Making Decisions About Value of Cancer Treatments
ASCO task force develops a framework to guide discussions.
The American Society of Clinical Oncology (ASCO) assembled a task force to address the value of cancer treatment and developed a conceptual framework to guide physician—patient discussions about the value of the proposed treatment. ASCO’s Value in Cancer Care Task Force was guided by the core principles of the importance of the physician–patient relationship, informed decision making by patients, and physician advocacy. Because patient perception of value is so individualized, the task force noted that discussions with patients should include an assessment of which treatments are most likely to support the patient’s needs, goals, and preferences, and that information is provided as transparently as possible.
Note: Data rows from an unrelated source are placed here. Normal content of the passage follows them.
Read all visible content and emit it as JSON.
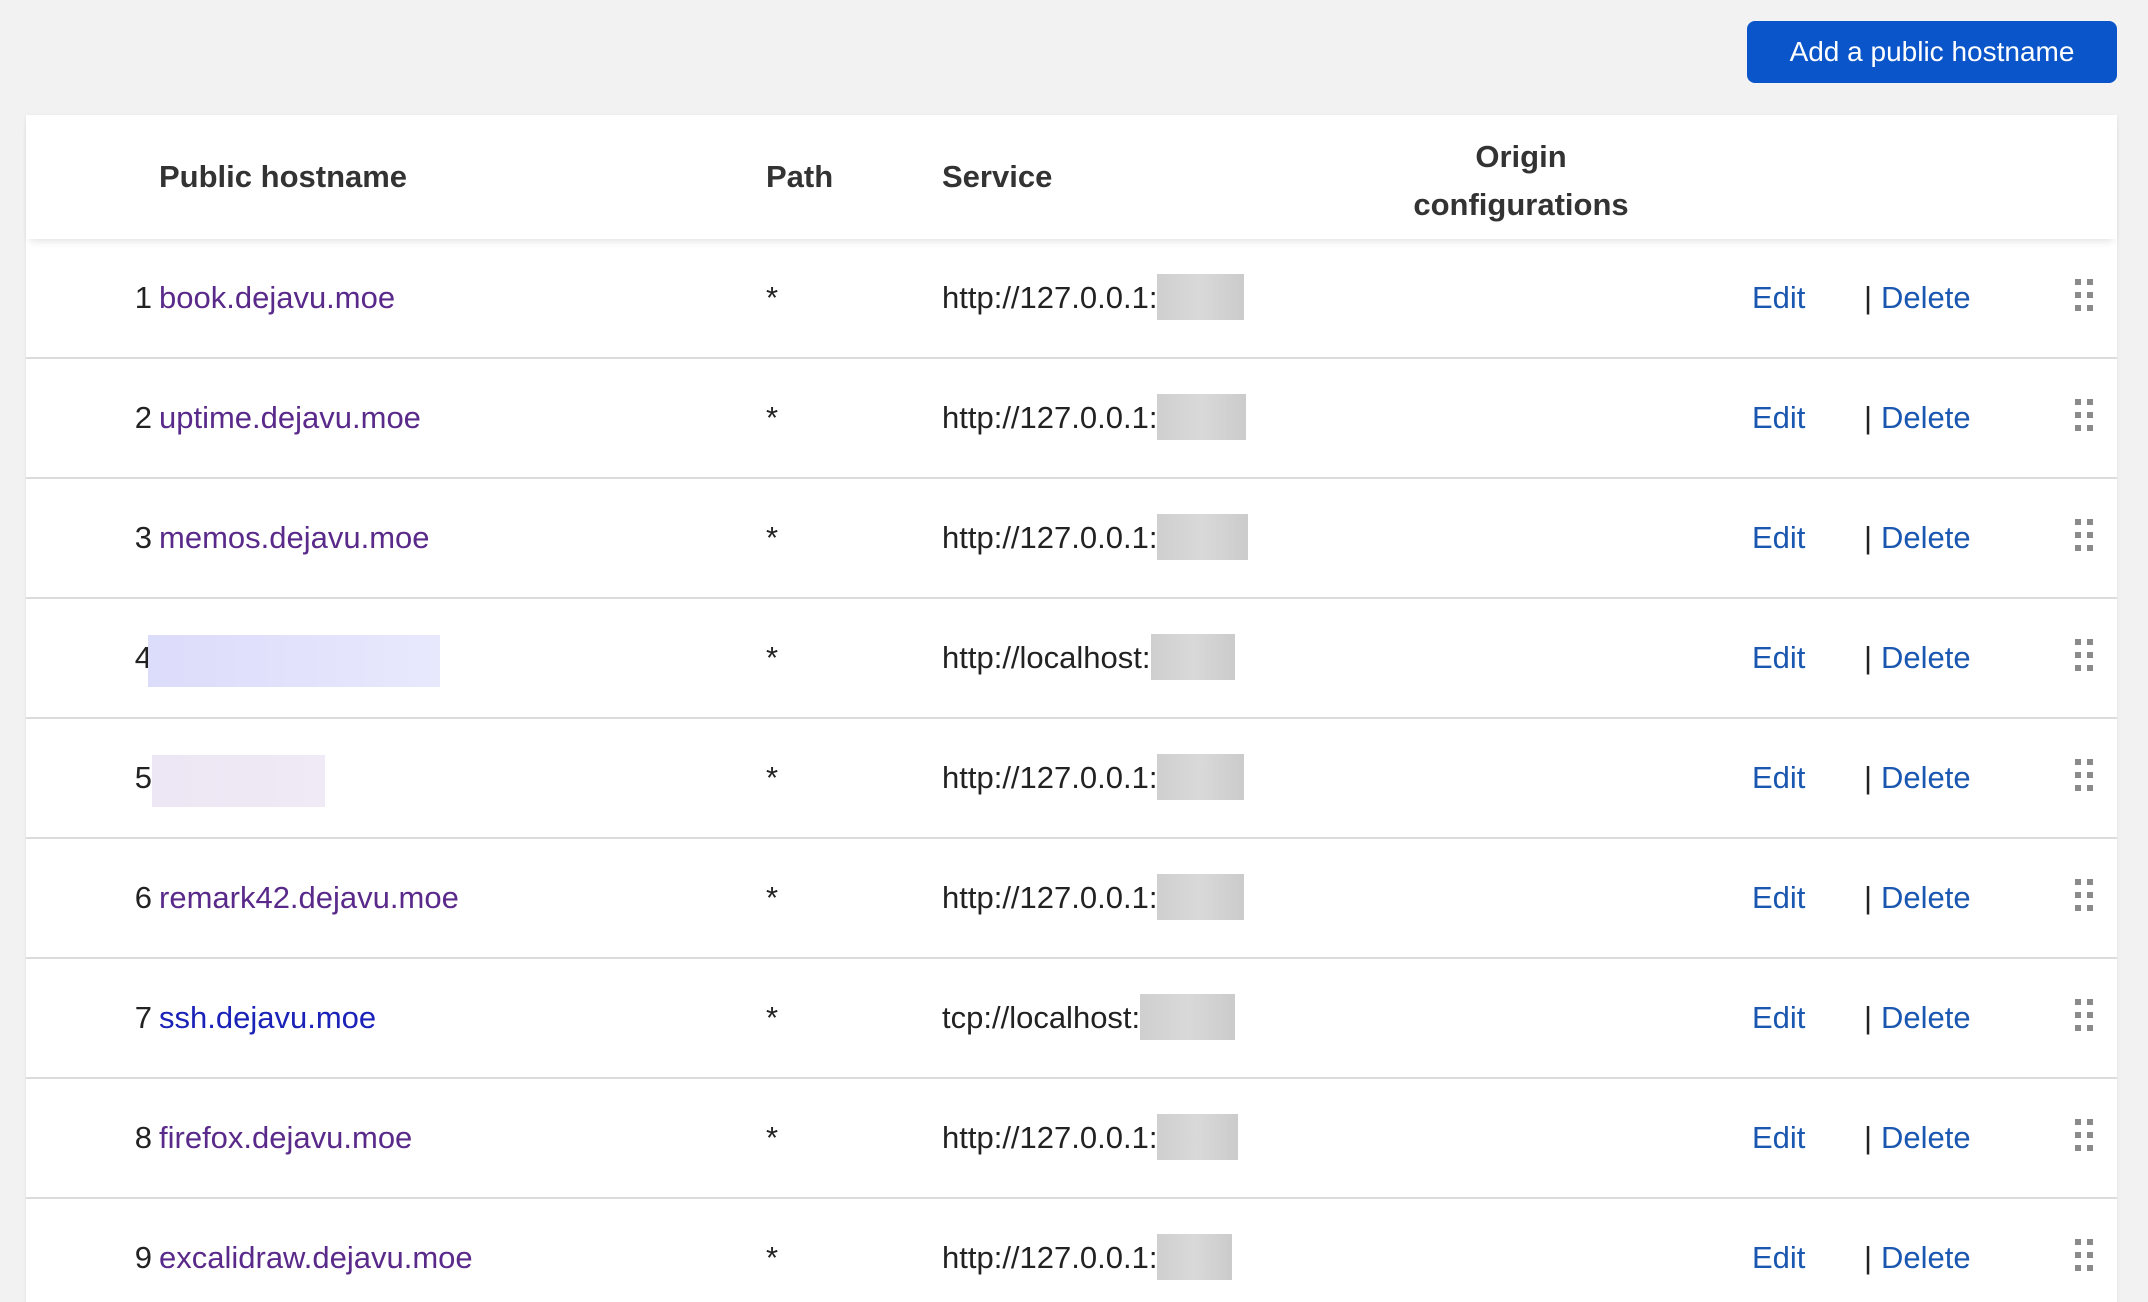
{
  "toolbar": {
    "add_label": "Add a public hostname"
  },
  "table": {
    "headers": {
      "number": "",
      "hostname": "Public hostname",
      "path": "Path",
      "service": "Service",
      "origin_line1": "Origin",
      "origin_line2": "configurations"
    },
    "actions": {
      "edit": "Edit",
      "separator": "|",
      "delete": "Delete"
    },
    "rows": [
      {
        "number": "1",
        "hostname": "book.dejavu.moe",
        "path": "*",
        "service": "http://127.0.0.1:"
      },
      {
        "number": "2",
        "hostname": "uptime.dejavu.moe",
        "path": "*",
        "service": "http://127.0.0.1:"
      },
      {
        "number": "3",
        "hostname": "memos.dejavu.moe",
        "path": "*",
        "service": "http://127.0.0.1:"
      },
      {
        "number": "4",
        "hostname": "",
        "path": "*",
        "service": "http://localhost:"
      },
      {
        "number": "5",
        "hostname": "",
        "path": "*",
        "service": "http://127.0.0.1:"
      },
      {
        "number": "6",
        "hostname": "remark42.dejavu.moe",
        "path": "*",
        "service": "http://127.0.0.1:"
      },
      {
        "number": "7",
        "hostname": "ssh.dejavu.moe",
        "path": "*",
        "service": "tcp://localhost:"
      },
      {
        "number": "8",
        "hostname": "firefox.dejavu.moe",
        "path": "*",
        "service": "http://127.0.0.1:"
      },
      {
        "number": "9",
        "hostname": "excalidraw.dejavu.moe",
        "path": "*",
        "service": "http://127.0.0.1:"
      }
    ]
  },
  "icons": {
    "drag": "drag-handle-icon"
  },
  "colors": {
    "primary_button": "#0a55c9",
    "visited_link": "#5a2a8a",
    "link": "#1a22b8",
    "action_link": "#1a57b0"
  }
}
The task force developed two frameworks to date, one for advanced disease and the other for potentially curative treatment. The frameworks are presented as scorecards, and as an example, the advanced disease framework considers overall survival likelihood or response rate (used to calculate a clinical benefit score) and toxicity scores. Bonus points are given for data supporting palliation of symptoms and treatment-free intervals. The net health benefit is then determined, and the regimen’s cost (eg, copay, drug acquisition cost) is then added. The scores are entered across the bottom of the framework, and these data can then be used to guide the physician—patient discussion about treatment options. The task force notes that the relative value of a specific cancer treatment is likely to change over time, and invites public comments until August 21, 2015 at www.asco.org/value.
Schnipper LE, Davidson NE, Wollins DS, et al. American Society of Clinical Oncology Statement: A conceptual framework to assess the value of cancer treatment options [published online before print June 22, 2015]. JCO. doi: 10.1200/JCO.2015.61.6706.